Performance
When we got ready to start testing EVGA X58 SLI LE mainboard we upgraded our testbed. We replaced the Samsung SP2504C hard drive with a pair of young and fast Western Digital VelociRaptor WD3000HLFS HDDs, and ATI Radeon HD 4870 graphics card with 512 MB of memory yielded its place to ATI Radeon HD 4890 with 1 GB GDDR5. So, it is not totally correct to compare the results obtained today with the results from our previous reviews.
Overall, the upgrade worked well. Although the performance increased, the graphics card power consumption lowered and the level of generated noise remained the same. As for the hard drives, the outcome is actually twofold. They outperform the old HDD significantly, of course; the noise from the read/write heads is minor and not annoying. However a high-pitch whistling sound from the platters spinning at 10,000 RPM is very unpleasant. These are good hard drives, but looks like they are not quite fit for an open case like Antec Skeleton.

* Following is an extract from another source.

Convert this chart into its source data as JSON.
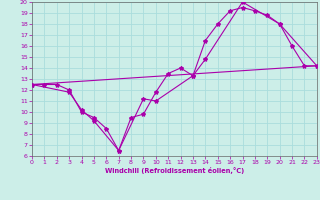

We are going to compare EVGA X58 SLI LE against a solution from the same price range – Asus P6T. At the first strange we will compare the performance of two testbed configurations in nominal mode. The only change that was made to the EVGA X58 SLI LE BIOS settings was enabling of Intel processor power-saving technologies that are disabled by default for some reason.

Unfortunately, Asus mainboard was often ahead and sometimes quite significantly. In fact, we have come across only one mainboard so far that would take so long – 167 seconds – to calculate 8 million digits of the Pi. You may not be surprised to find out that it was EVGA X58 SLI Classified. And again we see the same result, and again on an EVGA mainboard.
Now let’s see how the two solutions compare during CPU overclocking to 3.8 GHz and memory frequency at 1810 MHz:

In fact, nothing has changed. The minimal fps rate in Crysis Warhead turned out unexpectedly high, while in other tests things are not so rosy again for EVGA X58 SLI LE mainboard. We saw very similar situation during our tests of EVGA X58 SLI Classified mainboard, but at that time our readers expressed an opinion that the lag had to do with the additional NVIDIA NF200 controller. It was allegedly creating additional delays. As we can see now, the controller has nothing to do with it. Even without it EVGA X58 SLI LE mainboard is still considerably behind the competitor.